Neurobiology of Learning and Memory | 2018
Megan L. Shipman; Sydney Trask; Mark E. Bouton; John T. Green
&NA; Several studies have examined a role for the prelimbic cortex (PL) and infralimbic cortex (IL) in free operant behavior. The general conclusion has been that PL controls goal‐directed actions (instrumental behaviors that are sensitive to reinforcer devaluation) whereas IL controls habits (instrumental behaviors that are not sensitive to reinforcer devaluation). To further examine the involvement of these regions in the expression of instrumental behavior, we first implanted male rats with bilateral guide cannulae into their PL, then trained two responses to produce a sucrose pellet reinforcer, R1 and R2, each in a distinct context. R1 received extensive training and R2 received minimal training. Rats then received lithium chloride injections either paired or unpaired with sucrose pellets in both contexts until paired rats rejected all pellets.

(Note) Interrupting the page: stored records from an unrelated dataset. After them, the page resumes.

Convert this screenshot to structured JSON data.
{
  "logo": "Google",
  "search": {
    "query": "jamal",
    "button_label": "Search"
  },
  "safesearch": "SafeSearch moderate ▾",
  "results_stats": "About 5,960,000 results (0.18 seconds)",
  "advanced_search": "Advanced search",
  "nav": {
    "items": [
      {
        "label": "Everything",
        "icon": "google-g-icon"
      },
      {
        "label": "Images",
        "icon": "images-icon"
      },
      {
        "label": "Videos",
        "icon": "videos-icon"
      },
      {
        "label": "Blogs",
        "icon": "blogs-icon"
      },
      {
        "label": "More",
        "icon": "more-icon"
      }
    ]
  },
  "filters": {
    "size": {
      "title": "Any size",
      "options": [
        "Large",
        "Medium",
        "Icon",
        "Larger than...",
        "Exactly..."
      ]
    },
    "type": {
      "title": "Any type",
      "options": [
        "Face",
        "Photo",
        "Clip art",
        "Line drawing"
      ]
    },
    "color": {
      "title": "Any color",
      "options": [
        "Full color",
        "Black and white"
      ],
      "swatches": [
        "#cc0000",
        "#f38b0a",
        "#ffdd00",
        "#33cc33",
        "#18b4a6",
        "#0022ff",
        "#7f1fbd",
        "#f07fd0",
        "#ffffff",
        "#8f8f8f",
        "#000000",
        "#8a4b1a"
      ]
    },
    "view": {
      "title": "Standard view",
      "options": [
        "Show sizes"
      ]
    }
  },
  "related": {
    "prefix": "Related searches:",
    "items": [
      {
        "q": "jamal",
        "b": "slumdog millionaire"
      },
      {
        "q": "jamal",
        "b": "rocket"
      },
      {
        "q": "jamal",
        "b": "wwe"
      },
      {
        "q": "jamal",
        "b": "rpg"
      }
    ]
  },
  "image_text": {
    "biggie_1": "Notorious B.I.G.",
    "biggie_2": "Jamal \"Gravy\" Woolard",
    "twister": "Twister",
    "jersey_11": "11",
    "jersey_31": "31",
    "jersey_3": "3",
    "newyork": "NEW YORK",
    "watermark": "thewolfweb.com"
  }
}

Following acquisition, in Experiment 1, rats received either an infusion of saline or baclofen/muscimol into the PL and were tested (in extinction) on both R1 and R2. In vehicle controls, both responses were goal‐directed actions, as indicated by their sensitivity to reinforcer devaluation. PL inactivation decreased expression of the minimally‐trained action without affecting expression of the extensively‐trained action. Experiment 2 utilized the same experimental design but with IL inactivation at test. The extensively‐trained response was again a goal‐directed action. However, now expression of the extensively‐trained goal‐directed action was suppressed by IL inactivation. The overall pattern of results suggests that the PL is involved in expression of minimally trained goal‐directed behavior while the IL is involved in expression of extensively trained goal‐directed behavior. This implies that the PL does not control all types of actions and the IL can control some types of actions. These results expand upon the traditional view that the PL controls action while the IL controls habit.